Эдуард в лучшем своем виде Теда Форрестера протянул руку, улыбаясь.
— Я Тед Форрестер, сотрудник… — он запнулся, читая табличку на груди полисмена, — Нортон. Это Анита Блейк. Старший сержант Эпплтон дал нам обоим допуск к месту преступления.
Нортон оглядел нас с ног до головы, и в светлых глазах не сверкнула даже искорка дружелюбия. Руку он пожимать не стал.
— Не могли бы вы предъявить какие-нибудь удостоверения личности?
Эдуард открыл бумажник и протянул водительские права. Я подала полисмену лицензию истребителя. Он вернул права Эдуарда, а на мой документ прищурился.
— Эта лицензия в Нью-Мексико не годится.
— Я осведомлена об этом, сотрудник, — сказала я ровным голосом.
Он прищурился на меня, как только что на лицензию.
— Тогда зачем вы здесь?
Я улыбнулась, только не смогла сделать так, чтобы глаза тоже улыбались.
— Я здесь не как истребитель, а как эксперт по противоестественному.
Он отдал мне лицензию:
— Зачем тогда эта железка?
Я посмотрела вниз, на пистолет, резко заметный на фоне красной блузки. На этот раз улыбка у меня была неподдельная.
— Пистолет не спрятан, сотрудник Нортон, и на него есть федеральная лицензия, чтобы не возиться каждый раз с разрешением на оружие, переезжая из штата в штат.
Ответ ему не слишком, кажется, понравился.
— Мне было сказано пропустить вас двоих.
Предложение было утвердительное, но прозвучало как вопрос, будто он не решил еще, пропустит он нас все-таки или нет.
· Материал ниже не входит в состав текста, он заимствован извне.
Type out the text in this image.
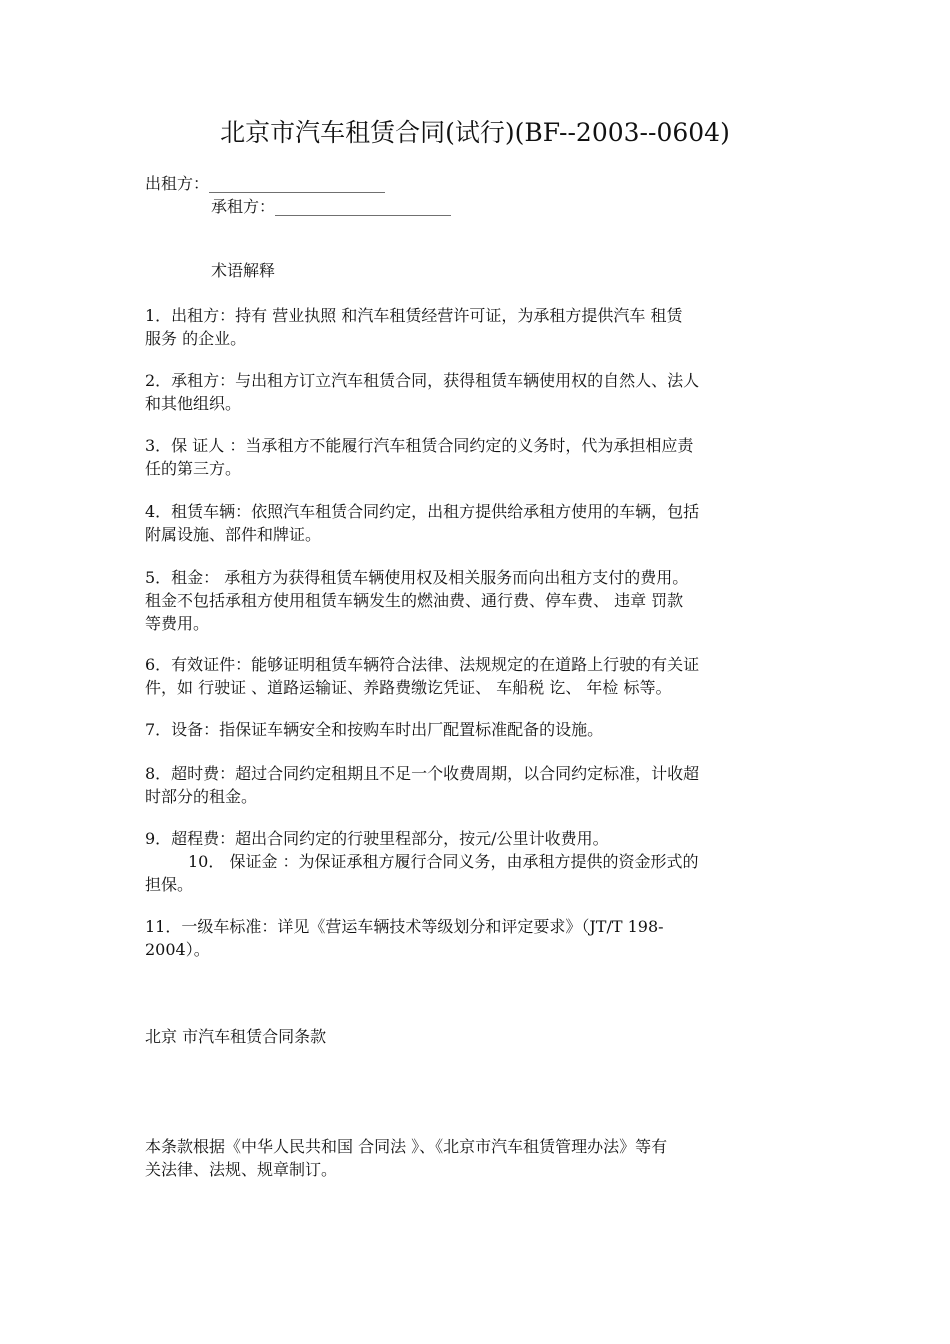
北京市汽车租赁合同(试行)(BF--2003--0604)
出租方：______________________
承租方：______________________
术语解释
1．出租方：持有 营业执照 和汽车租赁经营许可证，为承租方提供汽车 租赁
服务 的企业。
2．承租方：与出租方订立汽车租赁合同，获得租赁车辆使用权的自然人、法人
和其他组织。
3．保 证人 ：当承租方不能履行汽车租赁合同约定的义务时，代为承担相应责
任的第三方。
4．租赁车辆：依照汽车租赁合同约定，出租方提供给承租方使用的车辆，包括
附属设施、部件和牌证。
5．租金： 承租方为获得租赁车辆使用权及相关服务而向出租方支付的费用。
租金不包括承租方使用租赁车辆发生的燃油费、通行费、停车费、 违章 罚款
等费用。
6．有效证件：能够证明租赁车辆符合法律、法规规定的在道路上行驶的有关证
件，如 行驶证 、道路运输证、养路费缴讫凭证、 车船税 讫、 年检 标等。
7．设备：指保证车辆安全和按购车时出厂配置标准配备的设施。
8．超时费：超过合同约定租期且不足一个收费周期，以合同约定标准，计收超
时部分的租金。
9．超程费：超出合同约定的行驶里程部分，按元/公里计收费用。
10． 保证金 ：为保证承租方履行合同义务，由承租方提供的资金形式的
担保。
11．一级车标准：详见《营运车辆技术等级划分和评定要求》（JT/T 198-
2004）。
北京 市汽车租赁合同条款
本条款根据《中华人民共和国 合同法 》、《北京市汽车租赁管理办法》等有
关法律、法规、规章制订。
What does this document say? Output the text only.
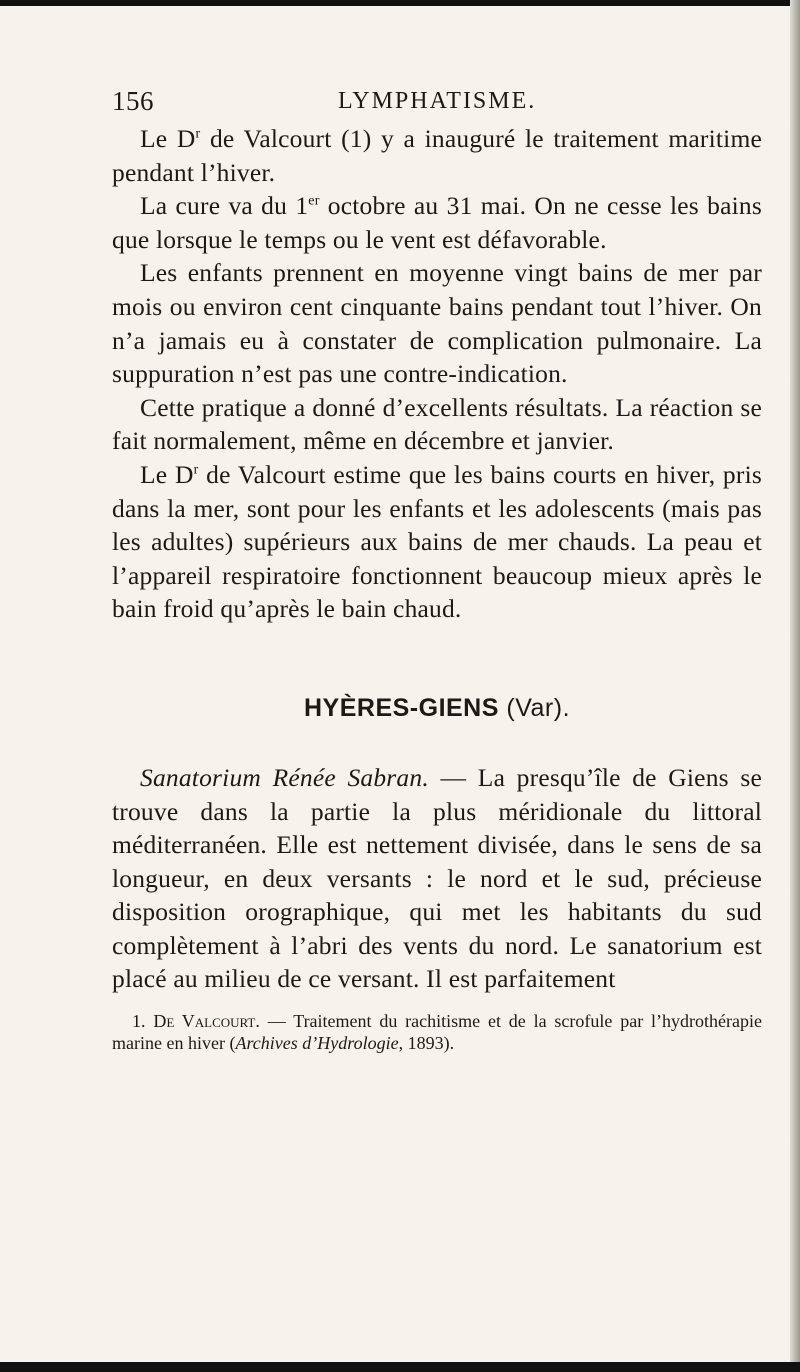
156	LYMPHATISME.

Le $D^r$ de Valcourt (1) y a inauguré le traitement maritime pendant l’hiver.

La cure va du 1er octobre au 31 mai. On ne cesse les bains que lorsque le temps ou le vent est défavorable.

Les enfants prennent en moyenne vingt bains de mer par mois ou environ cent cinquante bains pendant tout l’hiver. On n’a jamais eu à constater de complication pulmonaire. La suppuration n’est pas une contre-indication.

Cette pratique a donné d’excellents résultats. La réaction se fait normalement, même en décembre et janvier.

Le $D^r$ de Valcourt estime que les bains courts en hiver, pris dans la mer, sont pour les enfants et les adolescents (mais pas les adultes) supérieurs aux bains de mer chauds. La peau et l’appareil respiratoire fonctionnent beaucoup mieux après le bain froid qu’après le bain chaud.

HYÈRES-GIENS (Var).

Sanatorium Rénée Sabran. — La presqu’île de Giens se trouve dans la partie la plus méridionale du littoral méditerranéen. Elle est nettement divisée, dans le sens de sa longueur, en deux versants : le nord et le sud, précieuse disposition orographique, qui met les habitants du sud complètement à l’abri des vents du nord. Le sanatorium est placé au milieu de ce versant. Il est parfaitement

1. De Valcourt. — Traitement du rachitisme et de la scrofule par l’hydrothérapie marine en hiver (Archives d’Hydrologie, 1893).
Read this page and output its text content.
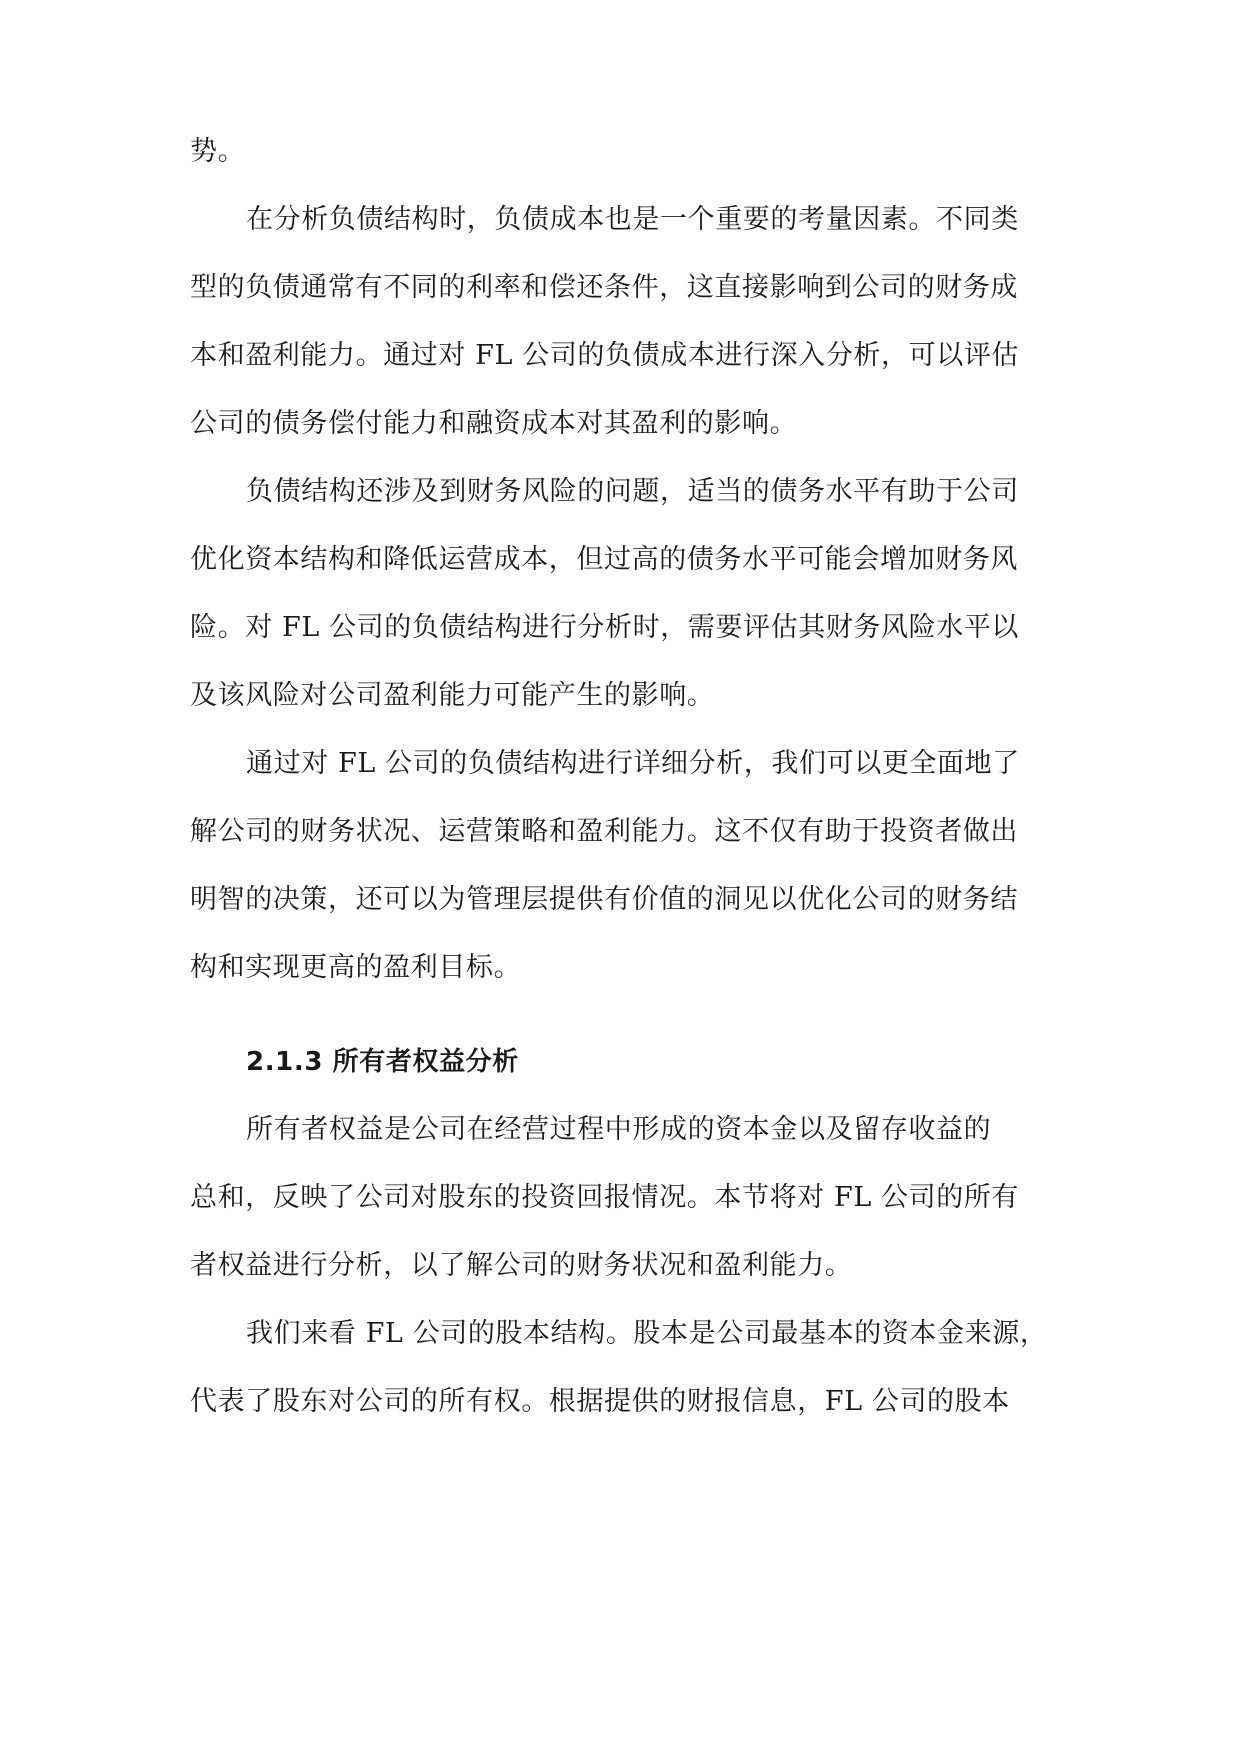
势。
在分析负债结构时，负债成本也是一个重要的考量因素。不同类
型的负债通常有不同的利率和偿还条件，这直接影响到公司的财务成
本和盈利能力。通过对 FL 公司的负债成本进行深入分析，可以评估
公司的债务偿付能力和融资成本对其盈利的影响。
负债结构还涉及到财务风险的问题，适当的债务水平有助于公司
优化资本结构和降低运营成本，但过高的债务水平可能会增加财务风
险。对 FL 公司的负债结构进行分析时，需要评估其财务风险水平以
及该风险对公司盈利能力可能产生的影响。
通过对 FL 公司的负债结构进行详细分析，我们可以更全面地了
解公司的财务状况、运营策略和盈利能力。这不仅有助于投资者做出
明智的决策，还可以为管理层提供有价值的洞见以优化公司的财务结
构和实现更高的盈利目标。
2.1.3 所有者权益分析
所有者权益是公司在经营过程中形成的资本金以及留存收益的
总和，反映了公司对股东的投资回报情况。本节将对 FL 公司的所有
者权益进行分析，以了解公司的财务状况和盈利能力。
我们来看 FL 公司的股本结构。股本是公司最基本的资本金来源，
代表了股东对公司的所有权。根据提供的财报信息，FL 公司的股本
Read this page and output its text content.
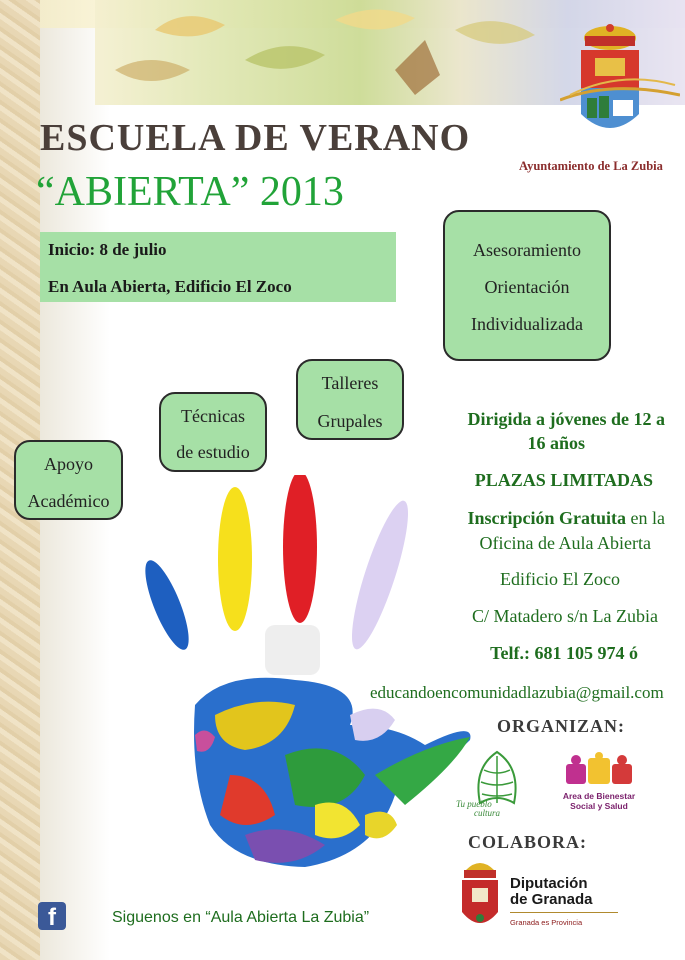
ESCUELA DE VERANO
“ABIERTA” 2013
Ayuntamiento de La Zubia
Inicio: 8 de julio
En Aula Abierta, Edificio El Zoco
Asesoramiento
Orientación
Individualizada
Talleres
Grupales
Técnicas
de estudio
Apoyo
Académico
Dirigida a jóvenes de 12 a
16 años
PLAZAS LIMITADAS
Inscripción Gratuita en la
Oficina de Aula Abierta
Edificio El Zoco
C/ Matadero s/n La Zubia
Telf.: 681 105 974 ó
educandoencomunidadlazubia@gmail.com
ORGANIZAN:
Tu pueblo
cultura
Area de Bienestar
Social y Salud
COLABORA:
Diputación
de Granada
Granada es Provincia
f	Siguenos en “Aula Abierta La Zubia”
Мы с Эдуардом стояли, изо всех сил стараясь казаться безобидными, но полезными. Прикидываться безвредной мне удавалось куда лучше, чем Эдуарду. Даже никаких усилий не требовалось. Зато он лучше напускал на себя полезный вид. Он был воплощением безопасности и излучал ауру целеустремленности, на что реагируют и полицейские, и обычные люди. Я же могла только выглядеть безвредной и ждать, пока сотрудник Нортон решит нашу судьбу.
Наконец он кивнул, будто принял решение.
— Мне положено сопровождать вас при осмотре, мисс Блейк.
Видно было, что эта работа его не радует.
Я не стала его поправлять, что надо говорить миз Блейк. Кажется, он искал только повода от нас отделаться, и я не собиралась помогать ему в этом. Мало кто из полисменов любит, когда гражданские суют нос в их расследования. Я была не просто штатской — но также женщиной и охотницей на вампиров. Тройная угроза в лучшем виде: шпак, баба и урод.
— Сюда.
Он двинулся по узкой дорожке. Я посмотрела на Эдуарда, но он просто зашагал за Нортоном. Я последовала за ним. Такое у меня было чувство, что в ближайшие дни мне еще не раз придется это делать.
Тихо. Очень тихо было в этом доме. Тихо шелестящий кондиционер напомнил мне шипение воздух в больнице. У меня из-за спины вышел Нортон, и вздрогнула. Он ничего не сказал, только глянул на меня.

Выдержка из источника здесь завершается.